Jeudi 11 décembre, les députés ont voté, à une large majorité, le maintien du dispositif, expérimenté depuis la loi Elan du 23 novembre 2018, qui devait prendre fin, en novembre 2026.
La proposition, adoptée en première lecture, permet aux intercommunalités et aux communes ainsi qu’au territoires limitrophes, marqués par un déséquilibre entre l’offre et la demande de logements, d’instaurer un encadrement des loyers. Le texte a été revu afin de pérenniser ce dernier mais aussi de le simplifier, notamment en supprimant le décret nécessaire à sa mise en place. Il resserre également les contraintes sur les bailleurs.

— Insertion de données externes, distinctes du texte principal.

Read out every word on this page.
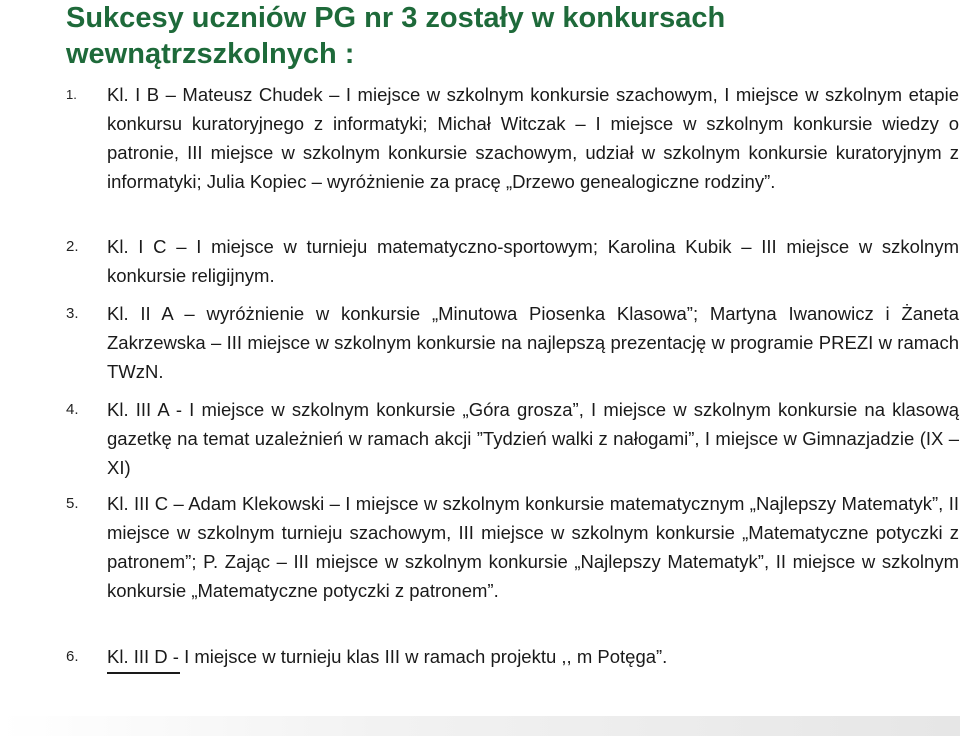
Sukcesy uczniów PG nr 3 zostały w konkursach wewnątrzszkolnych :
1. Kl. I B – Mateusz Chudek – I miejsce w szkolnym konkursie szachowym, I miejsce w szkolnym etapie konkursu kuratoryjnego z informatyki; Michał Witczak – I miejsce w szkolnym konkursie wiedzy o patronie, III miejsce w szkolnym konkursie szachowym, udział w szkolnym konkursie kuratoryjnym z informatyki; Julia Kopiec – wyróżnienie za pracę „Drzewo genealogiczne rodziny”.

2. Kl. I C – I miejsce w turnieju matematyczno-sportowym; Karolina Kubik – III miejsce w szkolnym konkursie religijnym.

3. Kl. II A – wyróżnienie w konkursie „Minutowa Piosenka Klasowa”; Martyna Iwanowicz i Żaneta Zakrzewska – III miejsce w szkolnym konkursie na najlepszą prezentację w programie PREZI w ramach TWzN.

4. Kl. III A - I miejsce w szkolnym konkursie „Góra grosza”, I miejsce w szkolnym konkursie na klasową gazetkę na temat uzależnień w ramach akcji ”Tydzień walki z nałogami”, I miejsce w Gimnazjadzie (IX – XI)

5. Kl. III C – Adam Klekowski – I miejsce w szkolnym konkursie matematycznym „Najlepszy Matematyk”, II miejsce w szkolnym turnieju szachowym, III miejsce w szkolnym konkursie „Matematyczne potyczki z patronem”; P. Zając – III miejsce w szkolnym konkursie „Najlepszy Matematyk”, II miejsce w szkolnym konkursie „Matematyczne potyczki z patronem”.

6. Kl. III D - I miejsce w turnieju klas III w ramach projektu ,, m Potęga”.
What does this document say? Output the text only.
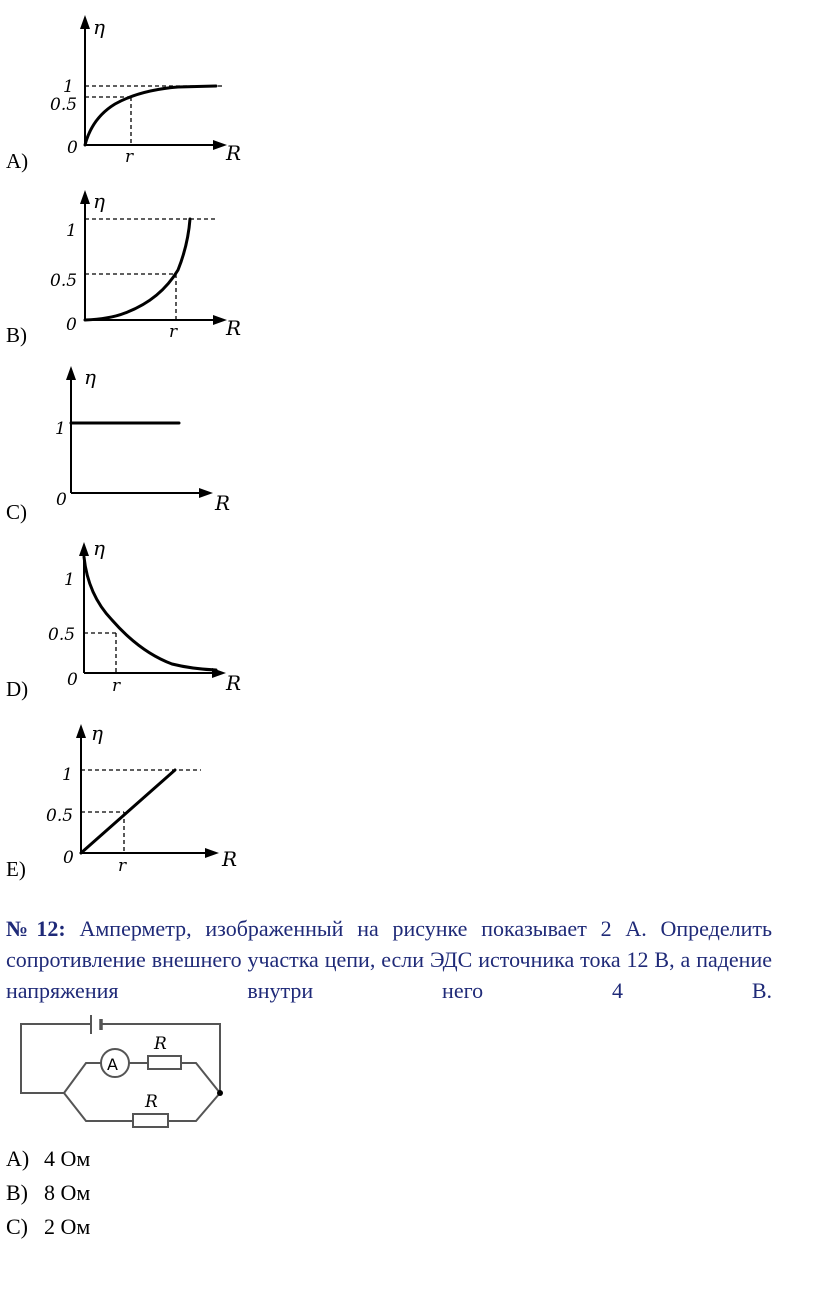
A)
B)
C)
D)
E)
η
R
1
0.5
0	r
η
R
1
0.5
0	r
η
R
1
0
η
R
1
0.5
0 r
η
R
1
0.5
0	r
A
R
R
№12: Амперметр, изображенный на рисунке показывает 2 А. Определить сопротивление внешнего участка цепи, если ЭДС источника тока 12 В, а падение напряжения внутри него 4 В.
A) 4 Ом
B) 8 Ом
C) 2 Ом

La possibilité de demander un complément de loyer, justifié par les caractéristiques exceptionnelles du logement, est ainsi limitée. Ce complément ne peut excéder 20 % du montant maximal du loyer autorisé et ne concerne que les surfaces supérieures à 14 m2. Quant au locataire, il bénéficie d’un allongement du délai pour contester ce complément, qui passe de trois mois à trois ans après la signature du bail. Il a également la faculté d’exiger que la preuve de la justification de son congé (vente ou reprise) lui soit fournie dans un délai compris entre trois et six mois après son départ, s’il estime que ce dernier a été délivré en représailles à sa contestation.
Le montant des sanctions en cas de contravention à la réglementation est par ailleurs doublé puisqu’il est de 10 000 € pour les particuliers et de 30 000 € pour les personnes morales.
Enfin, les espaces de co-living et les baux civils, conclus pour échapper au dispositif d’encadrement, devraient être davantage contrôlés.
Le texte doit désormais être examiné par le Sénat.